New Delhi, February 26: The Indian government's proposed IPO of state-owned Life Insurance Corporation of India (LIC) will improve the accountability and transparency of the country's largest insurer and benefit the insurance industry, said Fitch Ratings.
The benefits of the IPO may trickle down to the entire domestic insurance industry in terms of attracting more foreign interest, which could result in an increase in foreign capital inflows into the industry, said Fitch.
Fitch expected the IPO, once executed, may also encourage some of the other private sector insurance companies to list some of their shares in the stock market over the medium term, although the current insurance regulation does not require all insurers to be listed publicly.

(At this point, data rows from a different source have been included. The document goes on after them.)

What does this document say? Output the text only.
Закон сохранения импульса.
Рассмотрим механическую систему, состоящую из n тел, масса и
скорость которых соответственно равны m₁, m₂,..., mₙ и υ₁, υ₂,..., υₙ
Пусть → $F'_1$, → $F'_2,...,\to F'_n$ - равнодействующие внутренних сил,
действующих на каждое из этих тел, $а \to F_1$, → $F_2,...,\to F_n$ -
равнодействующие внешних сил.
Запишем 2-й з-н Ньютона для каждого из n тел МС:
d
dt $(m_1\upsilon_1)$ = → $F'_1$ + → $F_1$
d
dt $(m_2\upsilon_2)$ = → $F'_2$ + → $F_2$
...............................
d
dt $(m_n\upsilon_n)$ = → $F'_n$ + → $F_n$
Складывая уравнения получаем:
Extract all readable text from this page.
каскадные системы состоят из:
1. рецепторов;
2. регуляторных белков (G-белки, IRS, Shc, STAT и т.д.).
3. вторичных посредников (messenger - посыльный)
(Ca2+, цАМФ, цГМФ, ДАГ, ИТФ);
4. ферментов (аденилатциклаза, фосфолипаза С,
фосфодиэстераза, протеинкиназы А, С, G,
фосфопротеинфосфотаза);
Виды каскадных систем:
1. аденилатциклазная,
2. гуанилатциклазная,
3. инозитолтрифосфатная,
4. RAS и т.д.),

The government proposed on February 1, 2020 to issue shares in LIC through an IPO to meet its highest ever disinvestment target of Rs 2.1 trillion, set in the union budget for 2020-2021. LIC has a premium-based market share of almost 70 per cent in the life insurance sector.
A publicly listed LIC will be subject to stringent disclosure requirements stipulated by the Securities and Exchange Board of India. This will create a strong culture of compliance and accountability within the insurer.
“We think the insurer's investment allocation decisions will be rationalised too, as major investment decisions could be subjected to additional scrutiny and approvals,” Fitch said.
LIC is one of the prominent institutional investors in several public sector assets, and in multiple instances has obtained exceptions from the insurance regulator to increase its stake in investee companies above the regulatory ownership cap of 15 per cent.
“In addition, we believe that the proposed IPO, once executed, could broaden the insurer's capital base and improve its regulatory capital position, which was 160 per cent at end-March 2019, slightly above the regulatory minimum of 150 per cent,” Fitch analysed.
Fitch expects the state to reduce ownership only marginally in the insurer in the near term, but could gradually reduce the stake over the long run to meet the minimum public holding requirement for listed companies.
In 2019, the government proposed to increase the minimum public holding requirement of listed companies to 35 per cent from 25 per cent, although many listed public sector companies are yet to comply with the 25 per cent requirement.
“However, we view the procedural and legal bottlenecks in terms of amending certain sections of the LIC Act, conducting independent valuations as well as obtaining regulatory approvals may delay the execution beyond the government's target deadline of end-March 2021,” Fitch added.